Leading up to the tournament, the players were pretty excited, but about the wrong thing. They kept on mentioning that event would be pretty great because there would be a beer tent.
I was new to the team. I was over 50 and the next oldest player was 28. Still, I had to say something. My speech went like this.
“I’m over 50 years old, yet I will be trying my hardest to win this tournament. I really believe we have a chance. At the end of the weekend I will be very sore, though. However, if the object of entering is to drink beer, let me know and I will stay home. Anyway, you need to learn that the beer will taste better if we win.”
I went on to explain how I had been in an Alberta final a few years ago and our best hitter was drunk on the field. We lost the game in extra innings.
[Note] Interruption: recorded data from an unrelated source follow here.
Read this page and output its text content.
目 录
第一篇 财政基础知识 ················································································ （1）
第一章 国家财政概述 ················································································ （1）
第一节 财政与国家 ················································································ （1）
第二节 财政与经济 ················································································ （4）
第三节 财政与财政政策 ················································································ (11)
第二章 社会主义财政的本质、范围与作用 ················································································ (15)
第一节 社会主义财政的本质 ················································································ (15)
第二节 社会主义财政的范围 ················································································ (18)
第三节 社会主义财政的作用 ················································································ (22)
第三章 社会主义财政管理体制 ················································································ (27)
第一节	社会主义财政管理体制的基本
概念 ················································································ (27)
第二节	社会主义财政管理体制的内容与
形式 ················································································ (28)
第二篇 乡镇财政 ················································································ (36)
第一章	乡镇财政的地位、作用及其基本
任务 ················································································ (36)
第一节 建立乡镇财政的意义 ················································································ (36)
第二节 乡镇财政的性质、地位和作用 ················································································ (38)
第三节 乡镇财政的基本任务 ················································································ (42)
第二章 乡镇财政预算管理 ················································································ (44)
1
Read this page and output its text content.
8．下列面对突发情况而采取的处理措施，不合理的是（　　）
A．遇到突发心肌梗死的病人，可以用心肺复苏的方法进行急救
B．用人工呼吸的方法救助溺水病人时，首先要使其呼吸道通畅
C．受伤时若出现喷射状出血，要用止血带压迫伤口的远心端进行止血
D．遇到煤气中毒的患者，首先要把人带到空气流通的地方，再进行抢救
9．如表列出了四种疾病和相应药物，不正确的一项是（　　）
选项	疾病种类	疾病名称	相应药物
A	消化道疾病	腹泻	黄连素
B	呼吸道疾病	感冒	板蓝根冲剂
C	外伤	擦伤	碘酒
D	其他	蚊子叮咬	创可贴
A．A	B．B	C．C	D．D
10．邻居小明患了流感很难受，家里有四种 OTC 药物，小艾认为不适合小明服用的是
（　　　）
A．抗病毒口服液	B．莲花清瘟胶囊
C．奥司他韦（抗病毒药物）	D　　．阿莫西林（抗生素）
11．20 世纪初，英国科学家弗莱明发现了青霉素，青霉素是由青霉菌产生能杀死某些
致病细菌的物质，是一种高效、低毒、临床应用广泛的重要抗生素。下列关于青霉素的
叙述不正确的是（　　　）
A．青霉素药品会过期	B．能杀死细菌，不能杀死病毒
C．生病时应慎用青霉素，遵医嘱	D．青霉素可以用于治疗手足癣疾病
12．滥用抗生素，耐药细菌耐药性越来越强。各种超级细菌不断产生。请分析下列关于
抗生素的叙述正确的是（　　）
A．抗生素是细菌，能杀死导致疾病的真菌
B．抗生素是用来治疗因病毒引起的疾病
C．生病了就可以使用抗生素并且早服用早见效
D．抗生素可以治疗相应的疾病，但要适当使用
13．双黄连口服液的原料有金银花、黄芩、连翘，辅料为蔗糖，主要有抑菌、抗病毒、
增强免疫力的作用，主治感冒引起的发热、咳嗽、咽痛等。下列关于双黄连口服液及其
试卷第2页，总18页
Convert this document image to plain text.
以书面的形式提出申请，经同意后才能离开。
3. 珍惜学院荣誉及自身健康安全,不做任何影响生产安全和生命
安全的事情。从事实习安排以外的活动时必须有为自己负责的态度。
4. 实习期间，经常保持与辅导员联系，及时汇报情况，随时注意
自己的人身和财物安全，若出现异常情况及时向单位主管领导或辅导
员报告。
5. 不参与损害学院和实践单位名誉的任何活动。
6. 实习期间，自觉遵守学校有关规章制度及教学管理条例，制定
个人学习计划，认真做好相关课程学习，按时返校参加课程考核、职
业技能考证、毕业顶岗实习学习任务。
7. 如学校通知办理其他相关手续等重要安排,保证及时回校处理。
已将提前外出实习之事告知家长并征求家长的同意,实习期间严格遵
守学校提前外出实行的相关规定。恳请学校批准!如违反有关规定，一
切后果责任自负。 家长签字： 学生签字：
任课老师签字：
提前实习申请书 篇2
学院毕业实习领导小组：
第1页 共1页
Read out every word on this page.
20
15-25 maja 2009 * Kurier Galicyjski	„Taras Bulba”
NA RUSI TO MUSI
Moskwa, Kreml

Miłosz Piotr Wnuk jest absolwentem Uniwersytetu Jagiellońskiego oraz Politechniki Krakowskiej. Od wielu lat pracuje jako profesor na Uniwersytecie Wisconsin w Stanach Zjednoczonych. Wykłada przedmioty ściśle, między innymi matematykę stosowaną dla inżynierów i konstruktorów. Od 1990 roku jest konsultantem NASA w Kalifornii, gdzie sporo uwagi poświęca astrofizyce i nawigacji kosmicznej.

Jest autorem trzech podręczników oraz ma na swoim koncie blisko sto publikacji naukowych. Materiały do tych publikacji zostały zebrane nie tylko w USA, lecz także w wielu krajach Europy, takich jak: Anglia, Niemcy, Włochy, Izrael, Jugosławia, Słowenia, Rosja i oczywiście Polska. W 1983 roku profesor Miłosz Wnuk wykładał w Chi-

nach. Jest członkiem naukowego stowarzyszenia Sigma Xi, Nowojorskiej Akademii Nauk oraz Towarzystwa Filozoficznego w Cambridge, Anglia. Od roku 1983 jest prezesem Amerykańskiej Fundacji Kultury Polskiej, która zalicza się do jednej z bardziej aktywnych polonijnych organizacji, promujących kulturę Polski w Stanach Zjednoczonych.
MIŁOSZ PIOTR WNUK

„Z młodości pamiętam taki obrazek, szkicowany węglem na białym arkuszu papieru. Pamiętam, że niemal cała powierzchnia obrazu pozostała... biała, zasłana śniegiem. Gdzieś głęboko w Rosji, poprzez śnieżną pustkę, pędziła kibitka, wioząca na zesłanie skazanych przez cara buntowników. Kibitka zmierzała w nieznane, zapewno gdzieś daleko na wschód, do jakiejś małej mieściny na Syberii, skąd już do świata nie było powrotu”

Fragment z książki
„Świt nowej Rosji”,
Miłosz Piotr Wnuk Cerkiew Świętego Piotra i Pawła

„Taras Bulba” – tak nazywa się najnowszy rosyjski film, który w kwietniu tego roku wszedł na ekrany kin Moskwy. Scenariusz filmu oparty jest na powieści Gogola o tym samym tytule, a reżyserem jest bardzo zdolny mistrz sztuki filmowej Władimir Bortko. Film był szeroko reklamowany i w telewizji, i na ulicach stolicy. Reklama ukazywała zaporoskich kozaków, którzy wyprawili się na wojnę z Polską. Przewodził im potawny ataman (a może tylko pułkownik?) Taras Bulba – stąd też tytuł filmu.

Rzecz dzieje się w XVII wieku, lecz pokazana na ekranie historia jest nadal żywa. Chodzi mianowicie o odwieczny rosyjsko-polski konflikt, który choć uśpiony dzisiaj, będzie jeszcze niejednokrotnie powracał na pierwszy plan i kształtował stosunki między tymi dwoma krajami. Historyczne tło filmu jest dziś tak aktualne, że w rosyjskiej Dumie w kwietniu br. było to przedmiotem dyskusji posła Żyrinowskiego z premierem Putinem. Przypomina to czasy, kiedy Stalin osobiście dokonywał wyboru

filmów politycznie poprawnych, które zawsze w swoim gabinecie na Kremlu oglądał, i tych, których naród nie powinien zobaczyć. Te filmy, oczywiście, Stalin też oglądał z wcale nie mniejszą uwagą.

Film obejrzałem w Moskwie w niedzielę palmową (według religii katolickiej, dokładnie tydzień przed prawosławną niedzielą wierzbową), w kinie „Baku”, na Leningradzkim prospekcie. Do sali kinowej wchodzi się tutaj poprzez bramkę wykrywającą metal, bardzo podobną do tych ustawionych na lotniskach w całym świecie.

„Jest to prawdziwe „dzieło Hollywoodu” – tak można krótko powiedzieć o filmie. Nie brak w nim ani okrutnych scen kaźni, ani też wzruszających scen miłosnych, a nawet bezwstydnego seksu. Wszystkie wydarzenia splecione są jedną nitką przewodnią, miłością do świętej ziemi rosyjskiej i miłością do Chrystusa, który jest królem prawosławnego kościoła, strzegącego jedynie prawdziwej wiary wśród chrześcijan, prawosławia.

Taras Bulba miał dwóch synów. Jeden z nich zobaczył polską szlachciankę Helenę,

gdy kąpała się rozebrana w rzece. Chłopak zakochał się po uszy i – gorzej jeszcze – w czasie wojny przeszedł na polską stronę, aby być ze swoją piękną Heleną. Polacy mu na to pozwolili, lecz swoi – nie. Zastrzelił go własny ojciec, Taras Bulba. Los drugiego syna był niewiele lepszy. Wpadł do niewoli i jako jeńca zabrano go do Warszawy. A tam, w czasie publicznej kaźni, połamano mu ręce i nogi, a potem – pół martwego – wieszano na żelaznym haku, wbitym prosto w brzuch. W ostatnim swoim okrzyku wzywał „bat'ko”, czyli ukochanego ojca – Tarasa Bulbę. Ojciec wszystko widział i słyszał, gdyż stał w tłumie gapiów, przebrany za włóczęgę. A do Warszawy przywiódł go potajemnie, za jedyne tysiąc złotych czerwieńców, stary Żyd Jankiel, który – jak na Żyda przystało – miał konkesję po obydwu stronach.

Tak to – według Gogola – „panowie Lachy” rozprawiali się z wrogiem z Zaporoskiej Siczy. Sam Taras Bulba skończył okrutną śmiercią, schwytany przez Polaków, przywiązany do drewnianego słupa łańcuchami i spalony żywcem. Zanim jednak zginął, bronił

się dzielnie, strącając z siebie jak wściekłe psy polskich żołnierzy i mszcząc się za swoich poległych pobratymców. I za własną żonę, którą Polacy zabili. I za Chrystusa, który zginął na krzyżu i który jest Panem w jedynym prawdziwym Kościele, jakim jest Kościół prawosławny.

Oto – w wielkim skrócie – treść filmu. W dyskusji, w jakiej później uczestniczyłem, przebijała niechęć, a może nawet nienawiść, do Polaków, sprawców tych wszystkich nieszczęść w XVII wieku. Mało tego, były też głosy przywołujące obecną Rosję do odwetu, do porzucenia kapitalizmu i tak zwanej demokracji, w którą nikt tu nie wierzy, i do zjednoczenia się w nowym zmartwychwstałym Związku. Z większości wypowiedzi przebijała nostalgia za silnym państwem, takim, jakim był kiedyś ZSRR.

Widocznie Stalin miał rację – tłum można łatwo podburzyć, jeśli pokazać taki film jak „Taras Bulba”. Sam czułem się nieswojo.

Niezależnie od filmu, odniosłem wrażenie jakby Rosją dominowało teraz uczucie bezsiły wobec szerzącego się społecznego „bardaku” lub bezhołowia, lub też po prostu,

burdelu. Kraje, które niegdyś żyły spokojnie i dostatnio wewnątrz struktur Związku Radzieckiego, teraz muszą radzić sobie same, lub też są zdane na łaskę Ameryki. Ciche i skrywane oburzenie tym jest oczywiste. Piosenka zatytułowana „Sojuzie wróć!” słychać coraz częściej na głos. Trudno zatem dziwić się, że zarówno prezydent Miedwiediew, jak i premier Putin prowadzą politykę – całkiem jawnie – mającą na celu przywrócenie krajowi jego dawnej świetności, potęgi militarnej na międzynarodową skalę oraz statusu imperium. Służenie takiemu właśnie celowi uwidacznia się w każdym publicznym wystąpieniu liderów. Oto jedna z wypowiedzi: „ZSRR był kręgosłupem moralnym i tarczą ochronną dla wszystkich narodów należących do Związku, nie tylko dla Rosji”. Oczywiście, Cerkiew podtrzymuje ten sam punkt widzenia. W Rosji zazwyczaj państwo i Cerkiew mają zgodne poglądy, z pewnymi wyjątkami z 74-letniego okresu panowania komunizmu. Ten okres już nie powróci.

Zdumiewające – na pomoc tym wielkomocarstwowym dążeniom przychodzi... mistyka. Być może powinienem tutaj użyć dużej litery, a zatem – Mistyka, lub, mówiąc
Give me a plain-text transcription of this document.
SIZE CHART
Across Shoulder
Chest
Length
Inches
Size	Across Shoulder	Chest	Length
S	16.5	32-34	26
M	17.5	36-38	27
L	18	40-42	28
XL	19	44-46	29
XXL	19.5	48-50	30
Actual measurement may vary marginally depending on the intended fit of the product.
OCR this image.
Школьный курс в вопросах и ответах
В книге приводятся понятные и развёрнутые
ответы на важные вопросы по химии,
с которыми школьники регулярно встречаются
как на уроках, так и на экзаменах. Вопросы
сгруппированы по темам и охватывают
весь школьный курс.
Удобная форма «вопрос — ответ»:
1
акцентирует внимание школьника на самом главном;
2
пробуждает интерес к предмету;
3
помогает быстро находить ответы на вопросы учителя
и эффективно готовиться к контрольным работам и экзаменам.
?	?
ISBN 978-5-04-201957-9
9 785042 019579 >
I vowed never to let that happen again.
They looked at me as if I was suddenly painted with polka dots. Who was this guy? Didn’t he know that a St. Marys team had never won this tournament? My response was that only one beer between games was fine, but if the team wasn’t trying to win, then count me out. They saw that I was serious.
Our first game was relatively easy, but the second was against a team called Pond Scum. I don’t know why they came up with this name, but they had been the finalists the year before and had won a tournament or two this year. Our team responded with a win. Personally, I rapped a triple that scored two runs late in the game.
The players heeded my advice. I saw few of them in the beer tent and if they did sit down, they only had one.
This story has a happy ending. Our team, the Marauders, became the first team from St. Marys to win The Wobbly Knees tournament, beating Pond Scum once again 8-0. More important, the players found that by placing a vision of our winning in front of them and working towards it increased our chances of winning. The focus became the games and not the beer tent.
They learned that keeping your eye on the prize and not letting anything divert your attention from it is what is needed for success.
Oh, and even though I don’t personally drink beer, every player came up to me after the final game and told me that the beer, indeed, tasted better after winning.